Daran schließt sich die Frage an, wie Personen letztendlich an diese Kontakte gelangen. Je nach persönlicher Zielsetzung ist das Networking mit internen versus externen Kontakten unterschiedlich effektiv. Wird beispielsweise eine zeitnahe Beförderung beim aktuellen Arbeitgeber angestrebt, so ist die Vernetzung mit internen Kontakten, wie etwa dem Vorgesetzten oder einflussreichen Mitarbeitern höherer Hierachieebenen, die richtige Methode. Dazu bietet sich ein geplanter gemeinsamer Lunch oder interne Firmenevents an, um ungezwungen ins Gespräch über eigene Vorstellungen und Entwicklungsperspektiven zu kommen. Wird hingegen auf alternative Karrierechancen abgezielt, sollte der Austausch mit Kontakten aus anderen Unternehmen als potenzielle Karriereförderer gesucht werden. Für Unternehmer, die von aktuellen Informationen oder relevanten Neuigkeiten aus der eigenen Branche profitieren wollen, sind externe Veranstaltungen, wie etwa Messen oder Kongresse, eine optimale Gelegenheit, um sich auf den aktuellen Stand zu bringen und schnellstmöglich auf Veränderungen und die damit einhergehenden Chancen in der eigenen Branche reagieren zu können.

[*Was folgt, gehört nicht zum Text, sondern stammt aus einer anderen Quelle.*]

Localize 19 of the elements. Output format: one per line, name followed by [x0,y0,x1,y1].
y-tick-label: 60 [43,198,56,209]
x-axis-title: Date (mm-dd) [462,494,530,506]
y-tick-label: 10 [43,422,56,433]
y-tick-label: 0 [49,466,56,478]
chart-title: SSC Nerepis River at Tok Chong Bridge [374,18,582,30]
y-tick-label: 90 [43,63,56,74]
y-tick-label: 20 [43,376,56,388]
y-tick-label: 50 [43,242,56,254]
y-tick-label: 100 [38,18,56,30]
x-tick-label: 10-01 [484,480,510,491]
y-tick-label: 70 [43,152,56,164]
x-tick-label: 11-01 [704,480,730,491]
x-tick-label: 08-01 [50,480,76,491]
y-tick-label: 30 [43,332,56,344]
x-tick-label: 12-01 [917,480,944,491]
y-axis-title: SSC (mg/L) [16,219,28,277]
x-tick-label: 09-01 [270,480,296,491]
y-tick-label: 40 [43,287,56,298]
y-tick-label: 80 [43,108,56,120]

3. Einsatz von Soft Skills

Beim Networking ist besonderes Geschick gefragt. Vor diesem Hintergrund lassen sich die eigenen Networking-Kompetenzen, etwa durch Trainings, gezielt erweitern. Wer über die nötigen Soft Skills verfügt und diese in sozialen Interaktionen effektiv einzusetzen versteht, profitiert langfristig von einem einflussreichen Netzwerk. Dazu gehören v. a. Sozial- und Kommunikationskompetenzen, wie etwa die Fähigkeit zum Beziehungsmanagement durch Aufgeschlossenheit und Smalltalking. Als eine besondere Form sozialer Kompetenzen im Arbeitskontext haben die von Ferris und Kollegen 4) entwickelten politischen Fertigkeiten, welche aus den vier Facetten Sozialer Scharfsinn, Interpersoneller Einfluss, dargestellte Aufrichtigkeit und Netzwerkfähigkeit bestehen, zunehmend an Bedeutung gewonnen. Wer über ausgeprägte politische Fertigkeiten verfügt, dem gelingt es, soziale Situationen angemessen zu interpretieren und das eigene Verhalten so anzupassen, dass erwünschte Verhaltensweisen beim Interaktionspartner hervorgerufen werden. Die umfassende Forschung von Prof. Dr. Gerhard Blickle an der Rheinischen Friedrich-Wilhelms-Universität Bonn zu diesem Thema, konnte zeigen, dass politische Fertigkeiten sowohl für den Berufserfolg als auch für den Aufbau einer positiven Reputation mitverantwortlich sind.

4. Pflege des Netzwerks

In der heutigen kompetitiven Arbeitswelt zählt nicht nur, wie viele und welche Kontakte das berufliche Netzwerk umfasst. Mindestens genauso wertvoll scheint es zu sein, wie nachhaltig diese Beziehungen gestaltet werden. Persönliche Kontakte aufzubauen und diese für eigene Zwecke zu nutzen ist die eine Seite Medaille; ein weiterer zentraler Bestandteil dabei ist jedoch auch diese Allianzen langfristig zu pflegen. Kleine Aufmerksamkeiten, wie kurze – jedoch regelmäßige – Anrufe, ein Geburtstagsgruß per SMS oder eine Einladung zu speziellen Events, lassen den Kontakt nochmals aufleben und lösen zusätzlich positive Stimmung aus. Diese erleichtert die Bereitschaft zur Unterstützung und die Weitergabe von Informationen beim Gegenüber. Hierbei ist wichtig, das nötige Feingefühl an den Tag zu legen und zu erspüren, wann der geeignete Zeitpunkt für eine Bitte ist. Diesbezüglich sollte eine ausgewogene Balance zwischen Geben und Neben im Vordergrund stehen. Wer nur fordert aber nicht selbst auch Unterstützung signalisiert, wird sein Netzwerk nicht lange aufrechterhalten können.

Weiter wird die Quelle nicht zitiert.